At 6:15 PM, Anonymous Anonymous said...

Slacktivist wrote a very similar piece last week that's worth reading.

Harris doesn't impress. He appears utterly blind to his own dogmatism. And the follow-up interview...good grief. Why wouldn't it occur to them to find a religious scholar to respond instead of two opposing religious partisans?

 
At 11:05 AM, Blogger Josh Foreman said...

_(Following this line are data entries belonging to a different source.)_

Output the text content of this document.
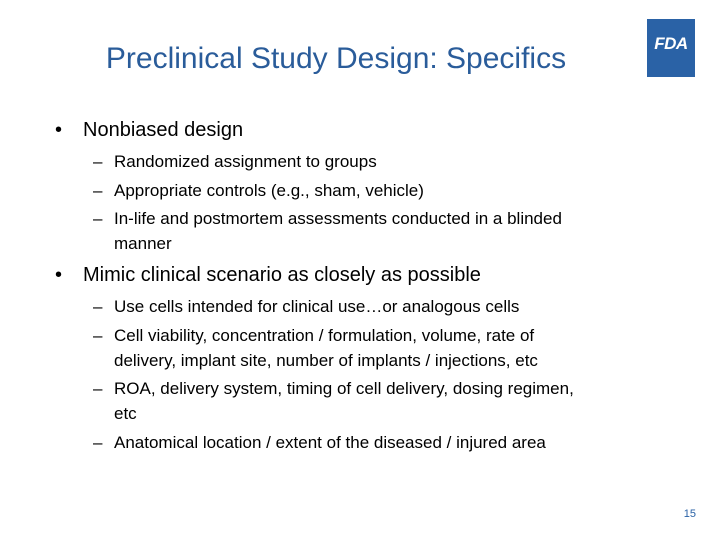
Preclinical Study Design: Specifics	FDA
• Nonbiased design
– Randomized assignment to groups
– Appropriate controls (e.g., sham, vehicle)
– In-life and postmortem assessments conducted in a blinded
manner
• Mimic clinical scenario as closely as possible
– Use cells intended for clinical use…or analogous cells
– Cell viability, concentration / formulation, volume, rate of
delivery, implant site, number of implants / injections, etc
– ROA, delivery system, timing of cell delivery, dosing regimen,
etc
– Anatomical location / extent of the diseased / injured area
15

Yes, these fundamental differences exist with or without the religious trappings. I'm glad I'm not a politician. I really don't know what to think about a system where compromising your core values is mandatory. I think about what God told the Israelites when they wanted a king. Inevitable corruption ensued. Then when Christianity became the state religion in Rome. Inevitable corruption ensued. It seems this pattern should tell us something about the nature of power and religion. And about modern American Christian's desire for political power.

 
At 7:28 PM, Anonymous Anonymous said...

Hey Forest, thanks for the link. Slack is a very good writer :)

 
At 7:40 PM, Anonymous Anonymous said...

Hi Joshua,

I can sympathize with the wish to not be involved in politics, but I think that the cross shows us that we need to follow God into the world even if it is messy and corrupt. The question is how to be in it but not of it.

I am personally very much for political involvement as a Christian. I think we need to not juat ask "what values would Jesus be for?" (I think he would for instance be WAY more concerned with conveying compassion and love for sinners than he would about defending laws of traditional morality) but also "how would he go about bringing in this kingdom?" It seems to me that a major problem with current "Christian" politics is that their means are extremely immoral (lying... manipulating the lowest of human drives like greed, fear, and hate... torture...etc)

The means do not justify the ends, they determine it.